The obsessiveness

Mostly Cloudy alerted us to a piece by “a clickbait-spewing hack called Katherine Alejandra Cross” who disapproves of Jesse Singal. There’s this one bit in the piece…

Your average New York Times subscriber is not Extremely Online but is increasingly being fed opinions and ‘analysis’ from writers who are, and who find themselves increasingly angry at all the annoying people who spoonerise their names and troll them on platforms.

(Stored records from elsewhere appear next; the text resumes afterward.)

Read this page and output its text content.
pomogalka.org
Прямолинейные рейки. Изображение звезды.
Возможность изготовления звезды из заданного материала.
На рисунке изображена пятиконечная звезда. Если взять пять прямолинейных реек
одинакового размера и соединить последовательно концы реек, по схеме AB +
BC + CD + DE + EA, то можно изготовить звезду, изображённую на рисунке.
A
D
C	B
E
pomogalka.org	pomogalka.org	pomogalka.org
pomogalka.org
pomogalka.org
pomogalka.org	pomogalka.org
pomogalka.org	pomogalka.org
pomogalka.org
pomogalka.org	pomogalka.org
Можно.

Trans people are a good example of this. Some small group of angry trans people harangues a journalist—rightly or wrongly—for being a bigot, and then this feeds a resentment that others like Jonathan Chait or Matt Yglesias give shape and form with plausible, lib-pleasing moderate language that, in turn, those Extremely Online journalists transcribe into the pages of respectable publications. 

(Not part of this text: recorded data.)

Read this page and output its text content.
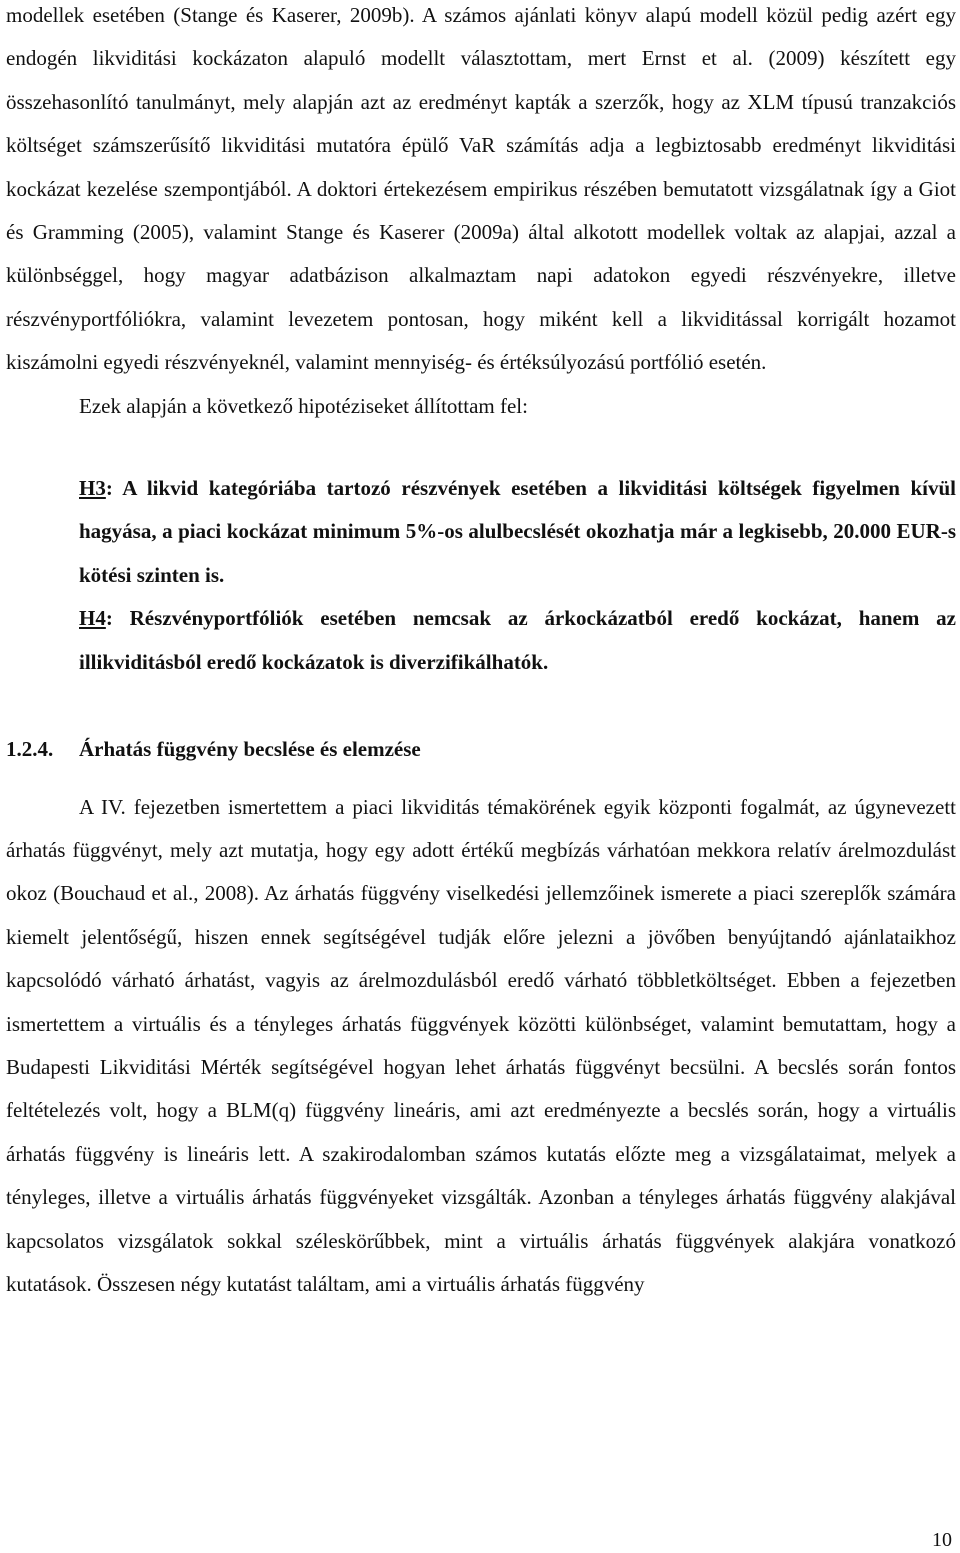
modellek esetében (Stange és Kaserer, 2009b). A számos ajánlati könyv alapú modell közül pedig azért egy endogén likviditási kockázaton alapuló modellt választottam, mert Ernst et al. (2009) készített egy összehasonlító tanulmányt, mely alapján azt az eredményt kapták a szerzők, hogy az XLM típusú tranzakciós költséget számszerűsítő likviditási mutatóra épülő VaR számítás adja a legbiztosabb eredményt likviditási kockázat kezelése szempontjából. A doktori értekezésem empirikus részében bemutatott vizsgálatnak így a Giot és Gramming (2005), valamint Stange és Kaserer (2009a) által alkotott modellek voltak az alapjai, azzal a különbséggel, hogy magyar adatbázison alkalmaztam napi adatokon egyedi részvényekre, illetve részvényportfóliókra, valamint levezetem pontosan, hogy miként kell a likviditással korrigált hozamot kiszámolni egyedi részvényeknél, valamint mennyiség- és értéksúlyozású portfólió esetén.

Ezek alapján a következő hipotéziseket állítottam fel:

H3: A likvid kategóriába tartozó részvények esetében a likviditási költségek figyelmen kívül hagyása, a piaci kockázat minimum 5%-os alulbecslését okozhatja már a legkisebb, 20.000 EUR-s kötési szinten is.

H4: Részvényportfóliók esetében nemcsak az árkockázatból eredő kockázat, hanem az illikviditásból eredő kockázatok is diverzifikálhatók.

1.2.4.	Árhatás függvény becslése és elemzése

A IV. fejezetben ismertettem a piaci likviditás témakörének egyik központi fogalmát, az úgynevezett árhatás függvényt, mely azt mutatja, hogy egy adott értékű megbízás várhatóan mekkora relatív árelmozdulást okoz (Bouchaud et al., 2008). Az árhatás függvény viselkedési jellemzőinek ismerete a piaci szereplők számára kiemelt jelentőségű, hiszen ennek segítségével tudják előre jelezni a jövőben benyújtandó ajánlataikhoz kapcsolódó várható árhatást, vagyis az árelmozdulásból eredő várható többletköltséget. Ebben a fejezetben ismertettem a virtuális és a tényleges árhatás függvények közötti különbséget, valamint bemutattam, hogy a Budapesti Likviditási Mérték segítségével hogyan lehet árhatás függvényt becsülni. A becslés során fontos feltételezés volt, hogy a BLM(q) függvény lineáris, ami azt eredményezte a becslés során, hogy a virtuális árhatás függvény is lineáris lett. A szakirodalomban számos kutatás előzte meg a vizsgálataimat, melyek a tényleges, illetve a virtuális árhatás függvényeket vizsgálták. Azonban a tényleges árhatás függvény alakjával kapcsolatos vizsgálatok sokkal széleskörűbbek, mint a virtuális árhatás függvények alakjára vonatkozó kutatások. Összesen négy kutatást találtam, ami a virtuális árhatás függvény

10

There are few ways of explaining the obsessiveness with which the mainstream press has published stories “critical” or “skeptical” of trans people without recourse to social media and how it makes us loom large in the minds of the terminally online, nor how that overemphasis has been adroitly exploited by provocateurs who’ve long dripped poison in the ears of epistemic movers and shakers. It’s not unreasonable to suspect that Twitter played a leading role in radicalising J.K. Rowling or Elon Musk against trans rights, for instance.

Makes us loom large? So this is a trans woman then? Yes.

Also the obligatory Trans Laydee Pout photo. Push those lips out, babe, they make you look SO womany.

So, of course he goes on to explain what trans rights are, yes? Hahaha no of course not. As always, they go unspecified, because if one spells them out, it becomes too obvious that they’re not rights at all.